О чем сказать тебе? Осенний город стынет.
О чем просить тебя? Торопится трамвай.
Мир холодеющий синее и пустынней.
О чем просить тебя? Прости, не забывай.

Там, думается, простили. Простим и мы. За такую подлинную интонацию многое простишь. И за то, что любовь и жалость (очень по-русски) стоят рядом. Прощать же тут есть что. Редко удается отыскать у Кнута стихотворение без вкусовых срывов, без местечковости. Мастерства, точности — слишком часто не хватает. Пушкин у него — «низенький чиновник», и видишь толстого, лысого, неповоротливого, а ведь Кнут не карикатуру рисует.

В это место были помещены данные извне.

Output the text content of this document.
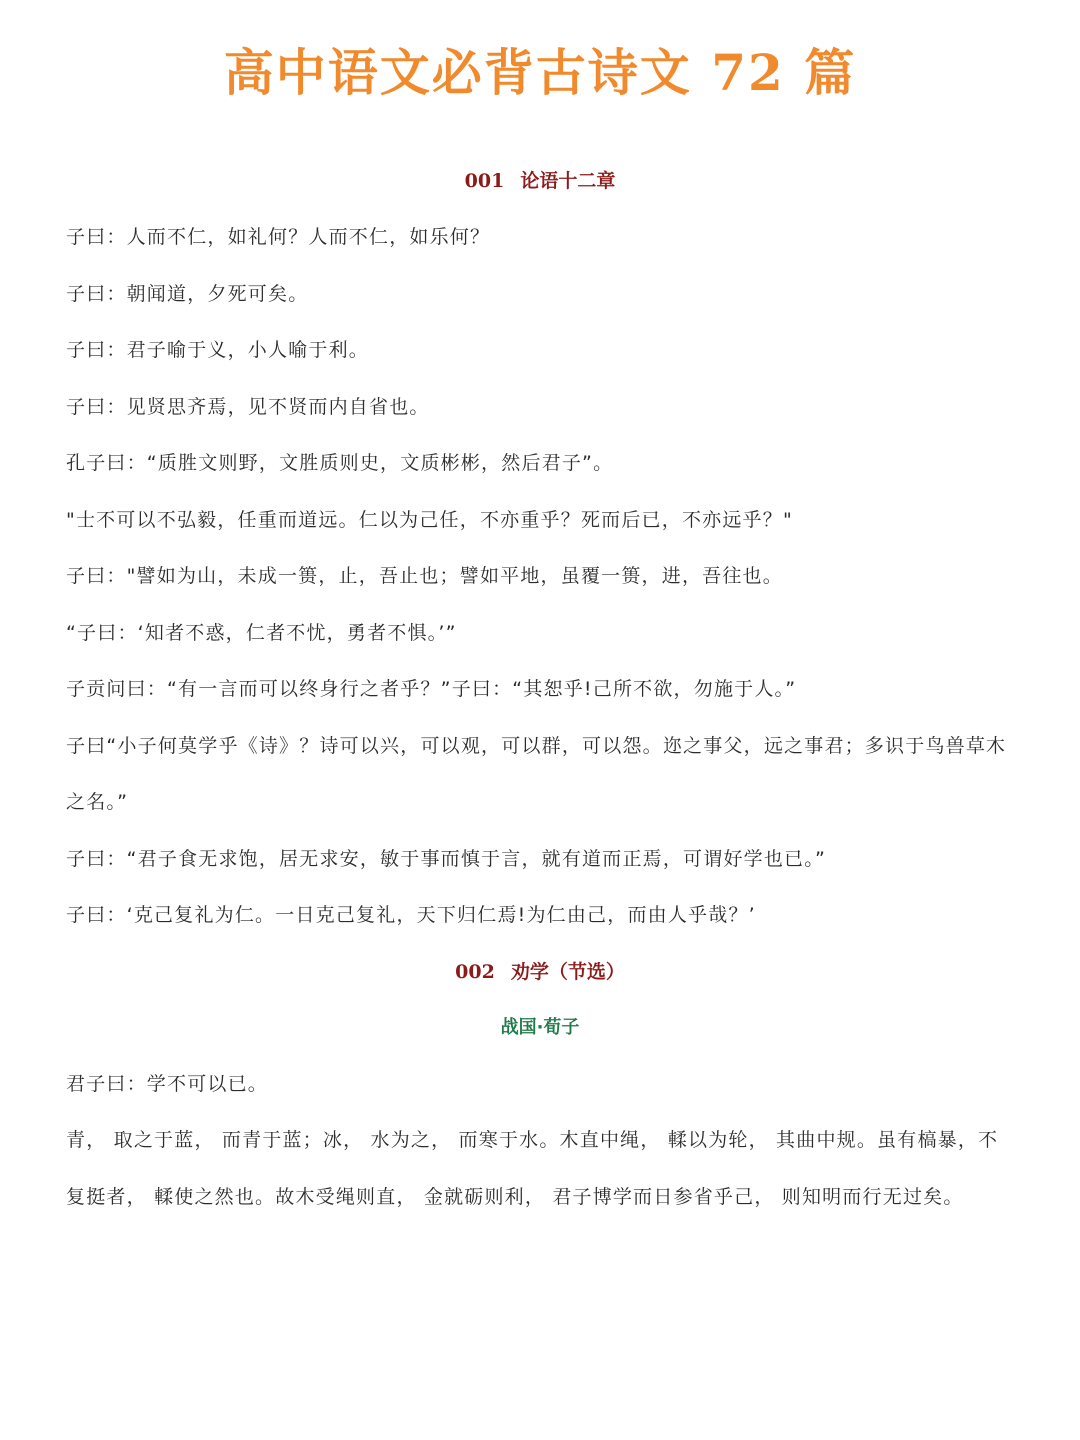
高中语文必背古诗文 72 篇
001 论语十二章
子曰：人而不仁，如礼何？人而不仁，如乐何？
子曰：朝闻道，夕死可矣。
子曰：君子喻于义，小人喻于利。
子曰：见贤思齐焉，见不贤而内自省也。
孔子曰：“质胜文则野，文胜质则史，文质彬彬，然后君子”。
"士不可以不弘毅，任重而道远。仁以为己任，不亦重乎？死而后已，不亦远乎？"
子曰："譬如为山，未成一篑，止，吾止也；譬如平地，虽覆一篑，进，吾往也。
“子曰：‘知者不惑，仁者不忧，勇者不惧。’”
子贡问曰：“有一言而可以终身行之者乎？”子曰：“其恕乎!己所不欲，勿施于人。”
子曰“小子何莫学乎《诗》？诗可以兴，可以观，可以群，可以怨。迩之事父，远之事君；多识于鸟兽草木之名。”
子曰：“君子食无求饱，居无求安，敏于事而慎于言，就有道而正焉，可谓好学也已。”
子曰：‘克己复礼为仁。一日克己复礼，天下归仁焉!为仁由己，而由人乎哉？’
002 劝学（节选）
战国·荀子
君子曰：学不可以已。
青， 取之于蓝， 而青于蓝；冰， 水为之， 而寒于水。木直中绳， 輮以为轮， 其曲中规。虽有槁暴，不复挺者， 輮使之然也。故木受绳则直， 金就砺则利， 君子博学而日参省乎己， 则知明而行无过矣。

Стих его подчас коряв, неумел. Не хватает настоящей школы, без которой не всякий талант становится на ноги. Провинциализм то и дело напоминает о себе, изредка — словами неожиданными и свежими, чаще — неправильностями, мешающими восприятию. Сердце у Кнута — «бьет», как часы, а не «бьется». Звательный падеж имени Бога (Боже) иногда идет вместо именительного. Свет — «непоказуемый премудрый». «Маслины» — с ударением на первом слоге. Стихи — «бесповторные», сны — «крепительные». Капернаум — из-за ударения на у (очень французского) — превращается в капера Наума. Оно, конечно, ближе к оригиналу, к евангельской деревне Нахума (Кфар-Нахум), но каперство тут ни при чем — и мешает.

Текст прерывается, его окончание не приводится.